Dans certaines familles, la prolongation du confinement est une question qui ne pose pas. Ophélie est maman de trois petits garçons. « Mon fils de 6 ans est polyhandicapé et épileptique. Nous souhaitons absolument le protéger de ce virus. Ses frères ne pourront pas retourner au collège et à la crèche, le risque qu’ils l’infectent en rentrant est bien trop élevé » confie la mère de famille. Tous vont prolonger le confinement. En famille. Pas le choix.

Seniors, personnes fragiles, ou handicapés, pour Nicole l’annonce d’Emmanuel Macron pose un questionnement qui doit aller au delà  : « Tout le monde devrait comprendre les points critiques de la contamination. Il y a une grande éducation a faire.
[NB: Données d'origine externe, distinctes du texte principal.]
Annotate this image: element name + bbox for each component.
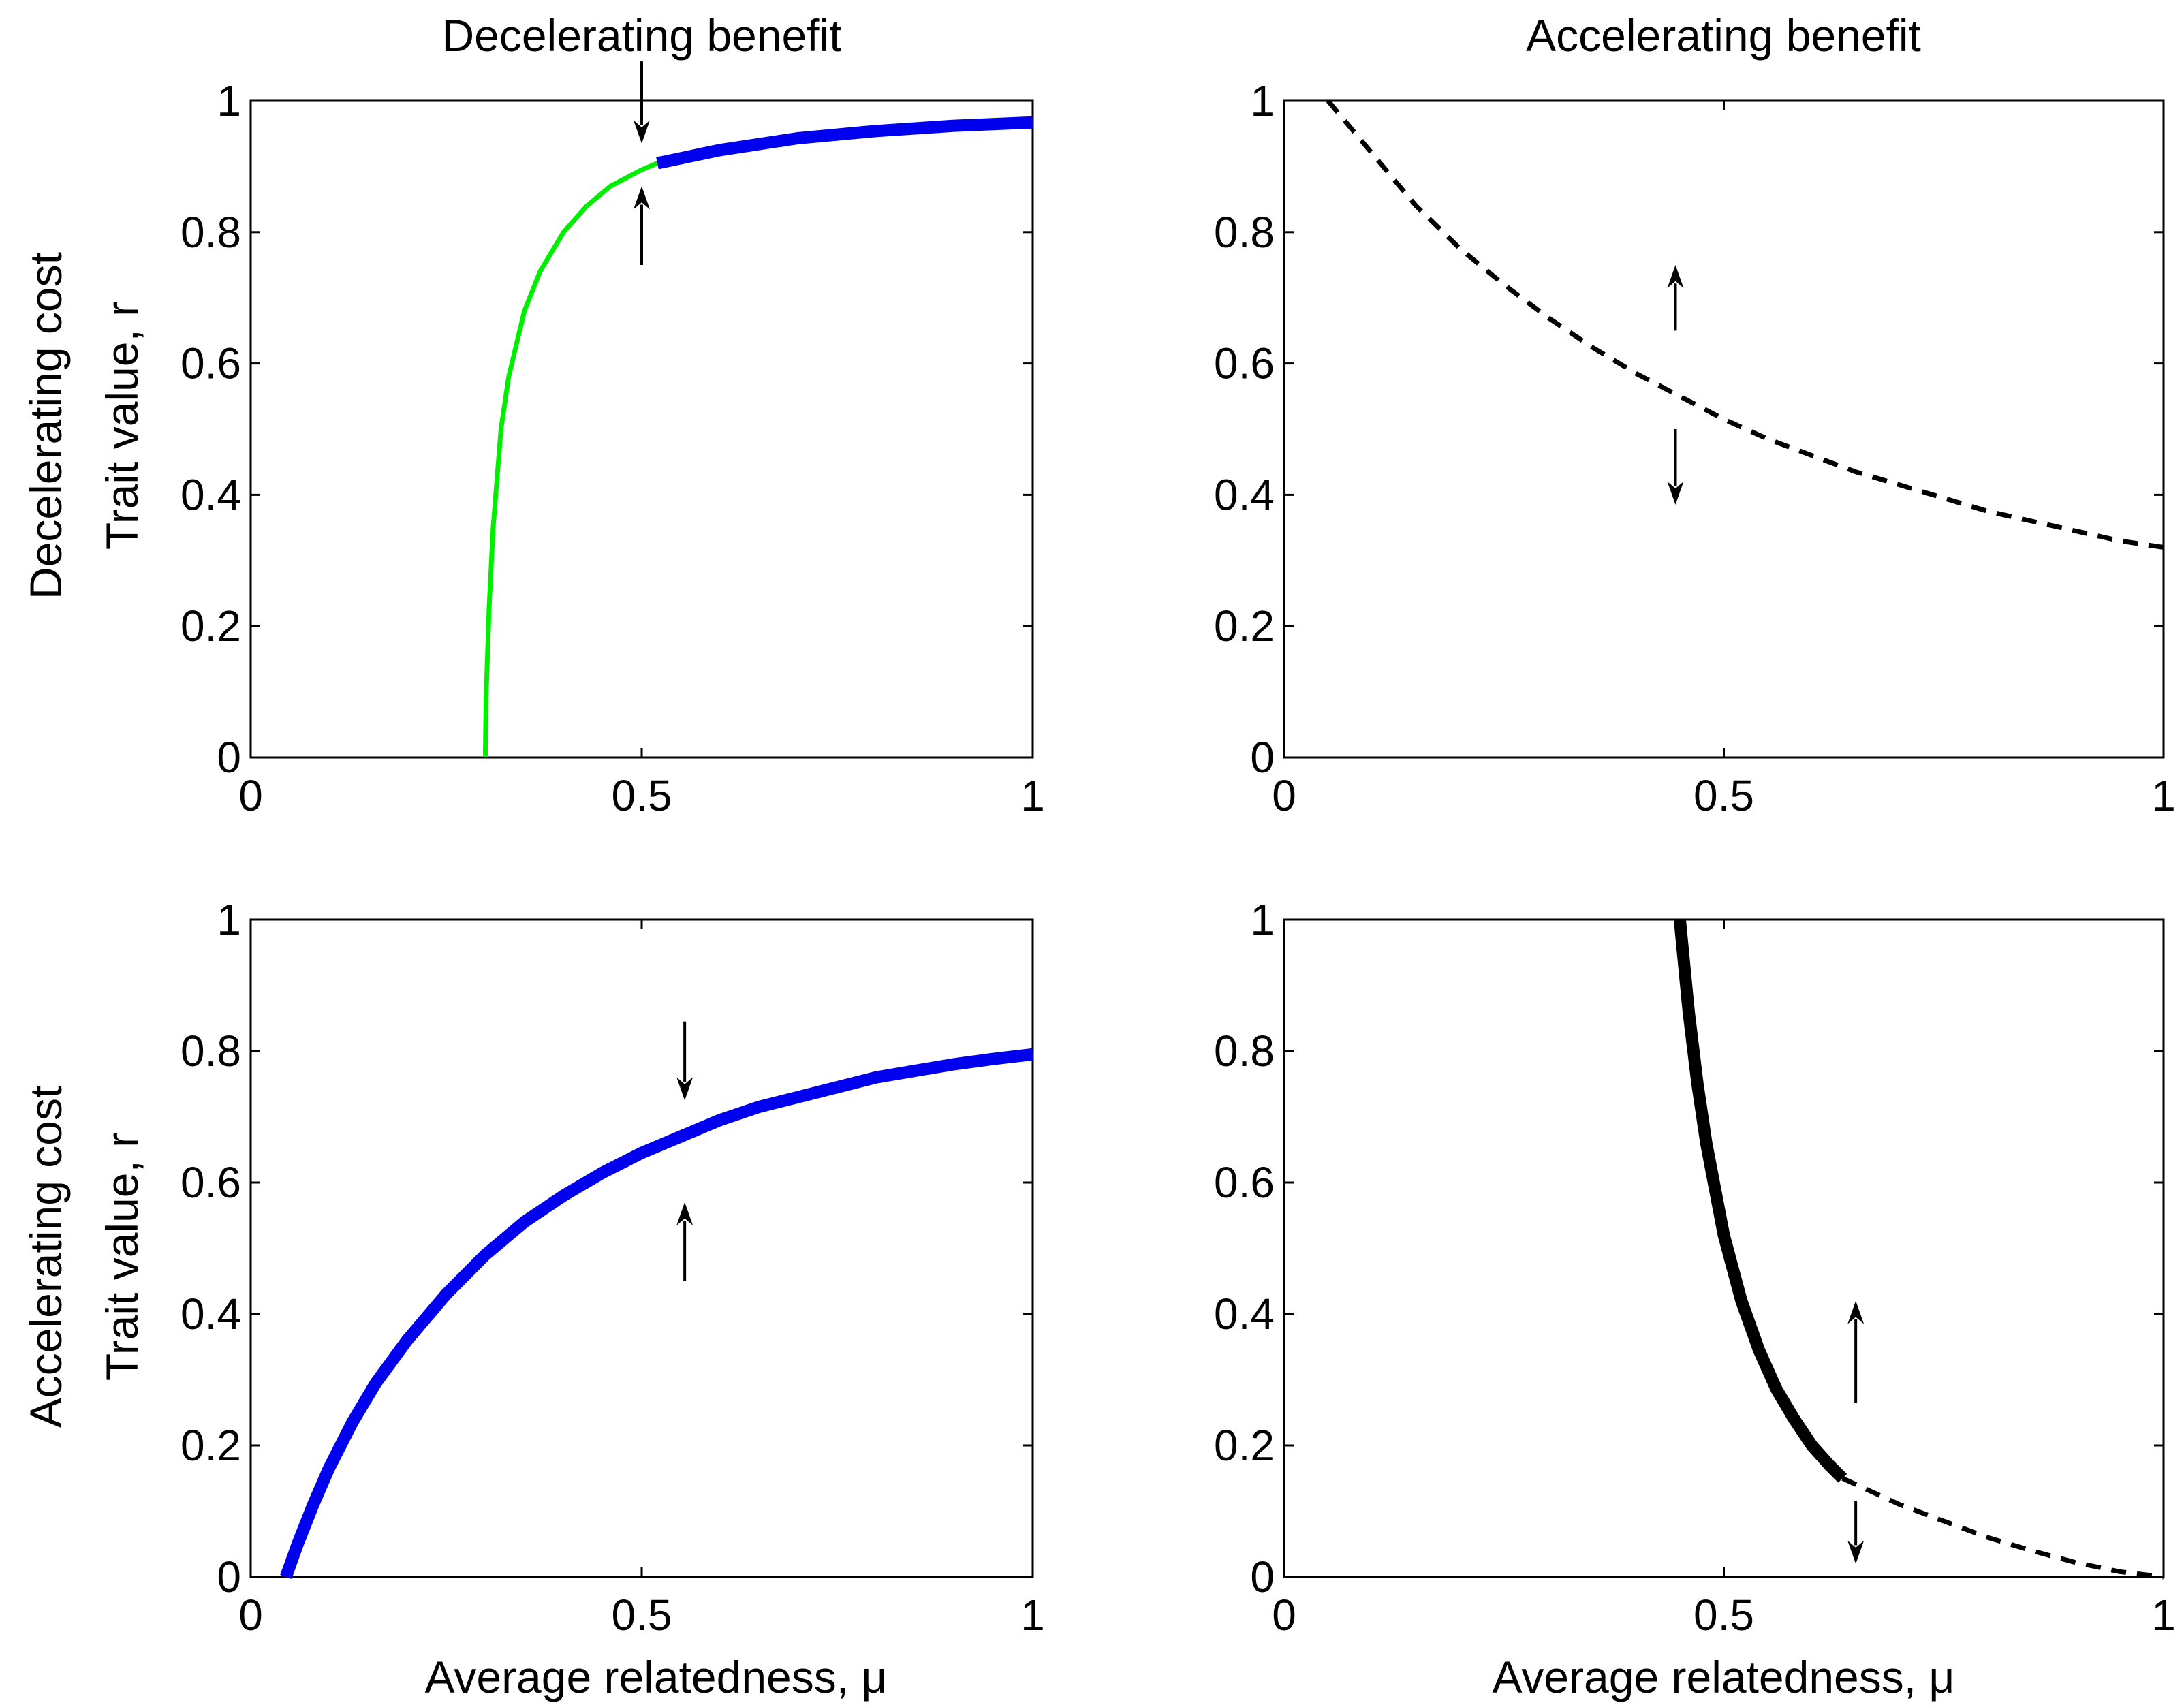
- y-tick-label: 1: [217, 895, 241, 944]
- stability-arrow: [1667, 429, 1684, 505]
- y-tick-label: 1: [217, 76, 241, 125]
- y-tick-label: 0.8: [181, 1027, 241, 1076]
- x-tick-label: 1: [2151, 1591, 2176, 1640]
- y-tick-label: 0: [1250, 733, 1275, 782]
- stability-arrow: [676, 1021, 693, 1101]
- y-tick-label: 1: [1250, 895, 1275, 944]
- y-tick-label: 0.8: [1214, 1027, 1275, 1076]
- plot-frame: [249, 918, 1034, 1578]
- xlabel-bottom-right: Average relatedness, μ: [1493, 1652, 1955, 1702]
- plot-frame: [1283, 99, 2165, 759]
- y-tick-label: 0.2: [1214, 601, 1275, 651]
- series-line-thin-solid: [482, 161, 659, 758]
- y-tick-label: 0.4: [181, 470, 241, 519]
- y-tick-label: 0: [217, 733, 241, 782]
- series-line-thick-solid: [1673, 919, 1847, 1483]
- x-tick-label: 0.5: [1694, 771, 1754, 820]
- series-line-thick-solid: [280, 1048, 1034, 1580]
- arrow-head: [676, 1202, 693, 1225]
- x-tick-label: 0: [1272, 771, 1296, 820]
- y-tick-label: 0.6: [1214, 1158, 1275, 1207]
- y-tick-label: 0: [217, 1552, 241, 1601]
- ylabel-bottom-left: Trait value, r: [97, 1133, 147, 1381]
- y-tick-label: 0.6: [1214, 339, 1275, 388]
- x-tick-label: 1: [1020, 771, 1045, 820]
- stability-arrow: [676, 1202, 693, 1281]
- y-tick-label: 0: [1250, 1552, 1275, 1601]
- arrow-head: [634, 186, 650, 210]
- y-tick-label: 0.2: [181, 601, 241, 651]
- arrow-head: [634, 120, 650, 144]
- y-tick-label: 0.8: [181, 208, 241, 257]
- y-tick-label: 0.2: [181, 1421, 241, 1470]
- row-label-accelerating-cost: Accelerating cost: [20, 1086, 71, 1428]
- y-tick-label: 1: [1250, 76, 1275, 125]
- stability-arrow: [1847, 1300, 1865, 1403]
- x-tick-label: 0.5: [612, 1591, 672, 1640]
- stability-arrow: [634, 186, 650, 265]
- y-tick-label: 0.2: [1214, 1421, 1275, 1470]
- x-tick-label: 0: [1272, 1591, 1296, 1640]
- x-tick-label: 0: [238, 1591, 263, 1640]
- stability-arrow: [1667, 265, 1684, 331]
- y-tick-label: 0.6: [181, 339, 241, 388]
- y-tick-label: 0.6: [181, 1158, 241, 1207]
- x-tick-label: 0.5: [1694, 1591, 1754, 1640]
- arrow-head: [1847, 1540, 1865, 1564]
- arrow-head: [676, 1077, 693, 1101]
- row-label-decelerating-cost: Decelerating cost: [20, 252, 71, 599]
- x-tick-label: 1: [1020, 1591, 1045, 1640]
- y-tick-label: 0.8: [1214, 208, 1275, 257]
- y-tick-label: 0.4: [1214, 1289, 1275, 1338]
- series-line-dashed: [1326, 99, 2164, 550]
- arrow-head: [1667, 265, 1684, 288]
- stability-arrow: [634, 61, 650, 144]
- column-title-accelerating-benefit: Accelerating benefit: [1526, 10, 1921, 61]
- panel-accelerating-cost-accelerating-benefit: 0 0.5 1 0 0.2 0.4 0.6 0.8 1: [1214, 895, 2176, 1640]
- column-title-decelerating-benefit: Decelerating benefit: [441, 10, 841, 61]
- panel-decelerating-cost-accelerating-benefit: 0 0.5 1 0 0.2 0.4 0.6 0.8 1: [1214, 76, 2176, 820]
- xlabel-bottom-left: Average relatedness, μ: [425, 1652, 888, 1702]
- x-tick-label: 0: [238, 771, 263, 820]
- series-line-thick-solid: [656, 116, 1033, 170]
- ylabel-top-left: Trait value, r: [97, 302, 147, 550]
- stability-arrow: [1847, 1501, 1865, 1564]
- panel-accelerating-cost-decelerating-benefit: 0 0.5 1 0 0.2 0.4 0.6 0.8 1: [181, 895, 1045, 1640]
- x-tick-label: 0.5: [612, 771, 672, 820]
- y-tick-label: 0.4: [181, 1289, 241, 1338]
- arrow-head: [1847, 1300, 1865, 1324]
- y-tick-label: 0.4: [1214, 470, 1275, 519]
- arrow-head: [1667, 481, 1684, 505]
- panel-decelerating-cost-decelerating-benefit: 0 0.5 1 0 0.2 0.4 0.6 0.8 1: [181, 61, 1045, 820]
- series-line-dashed: [1841, 1476, 2164, 1580]
- x-tick-label: 1: [2151, 771, 2176, 820]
Avec le port de masques et de lunettes obligatoires et leurs utilisations correctes, chacun devrait être en mesure de gèrer ses risques individuels en fonction de ses problèmes sanitaires. Beaucoup de respect des autres ...Rêvons, rêvons. Il faudra bien tendre vers cette situation. Les lois et les amendes ne pourront pas tout régler » conclut-elle.


 
Malades du Covid-19 : la réalité des chiffres
Selon le dernier point épidémiologique de Santé Publique France en date du 9 avril :
 
  • Les patients qui se trouvent en réanimation ont pour 57% d’entre eux 65 ans et plus.
  • Les patients qui se trouvent en réanimation ont pour 61% d’entre eux des co-morbidités.
(Ce terme co-morbidité veut dire que les patients en plus du covid-19 ont déjà une ou plusieurs maladies qui impacter sa prise en charge, et l’évolution possible).
 
  • Les patients qui décèdent sont à 89% des personnes âgées de plus de 65 ans.
  • Les patients qui décèdent ont à 90% de co-morbidités.